Schauspieler und Comedy-Ikone Sacha Baron Cohen (54) ist aktuell das Maß aller Dinge auf Netflix. Seit dem Start am 22. Mai dominiert seine neueste Komödie „Ladies First“ die Streaming-Welt. Laut dem Analyse-Portal Flixpatrol hat sich der Film in atemberaubendem Tempo in 54 Ländern – darunter auch in Deutschland – auf den ersten Platz der Film-Charts katapultiert. An seiner Seite glänzt Hollywood-Star Rosamund Pike (47) in einer Geschichte, die das Patriarchat buchstäblich auf den Kopf stellt.
Ein verrücktes Gedankenexperiment
Im Zentrum der Handlung steht der Londoner Manager Damien Sachs, gespielt von Sacha Baron Cohen. Damien ist extrem karrieregeil, zielt auf den Posten des CEO in einer renommierten Werbeagentur ab und füllt seine knappe Freizeit bevorzugt mit zahlreichen Affären. Seine Welt gerät jedoch ins Wanken, als ein lukrativer Deal platzt – der Grund: Die Agentur kann keine weiblichen Führungskräfte vorweisen.
Gefrustet sieht Damien sich gezwungen, seine langjährige und fähige Mitarbeiterin Alex Fox, verkörpert von Rosamund Pike, zur Kreativdirektorin zu befördern. Was dann passiert, sprengt alle Vorstellungen: Nach einem heftigen Streit wacht der Macho plötzlich in einer alternativen Realität auf. In dieser Welt haben ausschließlich Frauen das Sagen – und Alex ist urplötzlich nicht mehr seine Untergebene, sondern seine herrische Chefin.
Die Macher hinter dem Hit
Dass die Inszenierung dieser verkehrten Welt gut funktioniert, liegt auch an der Regisseurin. Thea Sharrock, die bereits mit dem emotionalen Hit „Ein ganzes halbes Jahr“ international für Aufsehen sorgte, nahm bei „Ladies First“ auf dem Regiestuhl Platz. Wer bei der Handlung ein Déjà-vu hat, täuscht sich übrigens nicht: Bei dem Netflix-Hit handelt es sich um ein Remake der erfolgreichen französischen Komödie „Kein Mann für leichte Stunden“ aus dem Jahr 2018.

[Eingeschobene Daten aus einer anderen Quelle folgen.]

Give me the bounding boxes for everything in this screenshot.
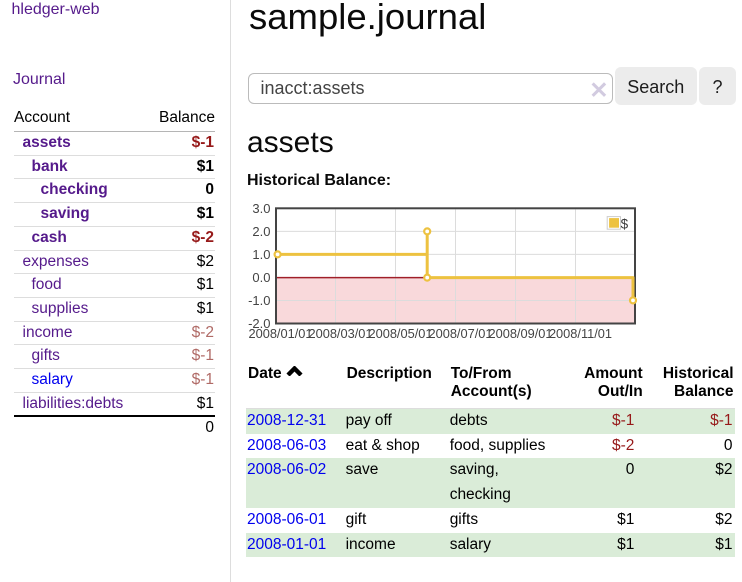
svg-text:$: $ — [621, 216, 629, 231]
svg-text:2008/09/01: 2008/09/01 — [488, 326, 552, 341]
svg-text:1.0: 1.0 — [252, 247, 270, 262]
svg-text:-1.0: -1.0 — [248, 293, 270, 308]
svg-text:2008/11/01: 2008/11/01 — [549, 326, 612, 341]
svg-text:2008/03/01: 2008/03/01 — [308, 326, 372, 341]
svg-text:3.0: 3.0 — [252, 201, 270, 216]
svg-text:2008/05/01: 2008/05/01 — [368, 326, 432, 341]
svg-text:2008/07/01: 2008/07/01 — [428, 326, 492, 341]
svg-text:0.0: 0.0 — [252, 270, 270, 285]
svg-text:2008/01/01: 2008/01/01 — [248, 326, 312, 341]
svg-text:-2.0: -2.0 — [248, 316, 270, 331]
svg-text:2.0: 2.0 — [252, 224, 270, 239]
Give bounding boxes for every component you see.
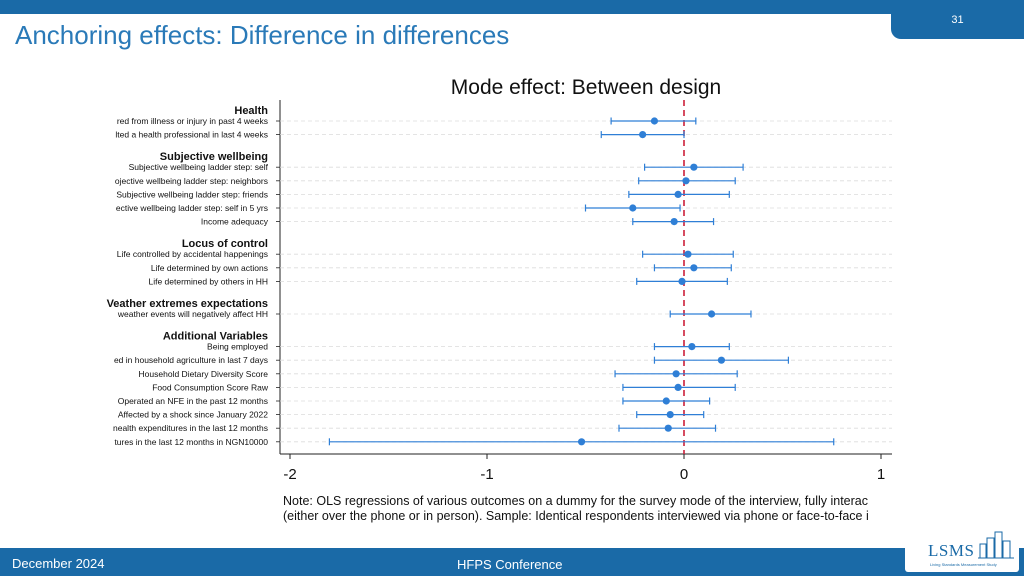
top-bar [0, 0, 1024, 14]
row-label: red from illness or injury in past 4 wee… [117, 116, 268, 126]
point-estimate [690, 264, 698, 272]
point-estimate [674, 383, 682, 391]
row-label: ojective wellbeing ladder step: neighbor… [115, 176, 268, 186]
point-estimate [670, 218, 678, 226]
point-estimate [577, 438, 586, 446]
chart-note-line: (either over the phone or in person). Sa… [283, 509, 869, 523]
row-label: ed in household agriculture in last 7 da… [114, 355, 268, 365]
point-estimate [688, 343, 696, 351]
row-label: Life determined by own actions [151, 263, 268, 273]
row-label: Food Consumption Score Raw [152, 382, 269, 392]
lsms-logo [905, 528, 1019, 572]
logo-text: LSMS [928, 541, 975, 560]
row-label: Affected by a shock since January 2022 [118, 410, 268, 420]
point-estimate [666, 411, 674, 419]
row-label: Operated an NFE in the past 12 months [118, 396, 268, 406]
point-estimate [690, 163, 698, 171]
point-estimate [678, 277, 686, 285]
point-estimate [650, 117, 659, 125]
row-label: Subjective wellbeing ladder step: friend… [116, 189, 268, 199]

Riesiger Publikums-Hit, aber Kritikerschelte
Trotz der sensationellen weltweiten Aufrufzahlen spaltet „Ladies First“ die Meinungen. Während die Abonnenten den Film an die Spitze streamen, zeigen sich die professionellen Kritiker wenig begeistert. So erreicht die Komödie auf dem Bewertungsportal Rotten Tomatoes bei den Experten einen eher mageren Score von nur 29 Prozent, während das Publikum mit 65 Prozent deutlich wohlwollender urteilt. In Deutschland lässt das Duo Cohen und Pike die Konkurrenz jedenfalls aktuell weit hinter sich: In den heimischen Netflix-Filmcharts thront „Ladies First“ unangefochten auf dem ersten Platz, direkt vor „G.O.A.T. – Bock auf große Sprünge“ auf Rang zwei und „Bodycam“ auf dem dritten Platz.
Die Stars abseits der Kamera
Für Sacha Baron Cohen, der als Sohn einer jüdischen Familie in London aufwuchs und einst in Cambridge Geschichte studierte, ist es ein weiteres Erfolgskapitel. Er wurde Anfang der 2000er Jahre durch seine schrillen und oft grenzwertigen Alter Egos wie den kasachischen Reporter Borat, den Modejournalisten Brüno oder den Rapper Ali G weltberühmt. Mit seinem postmodernen Humor entlarvt er durch seine Figuren regelmäßig die Vorurteile seiner Interviewpartner. Privat musste der dreifache Vater erst kürzlich einen Rückschlag hinnehmen: Im April 2024 gaben er und die australische Schauspielerin Isla Fisher nach 13 Ehejahren ihre Scheidung bekannt.
Seine Kollegin Rosamund Pike beweist mit „Ladies First“ einmal mehr ihre enorme Vielseitigkeit. Spätestens seit ihrer brillanten, Oscar-nominierten Performance in dem Psychothriller „Gone Girl“ ist sie aus der ersten Liga Hollywoods nicht mehr wegzudenken. Zuletzt überzeugte sie Serienfans unter anderem in erfolgreichen Formaten wie „Der Spion“.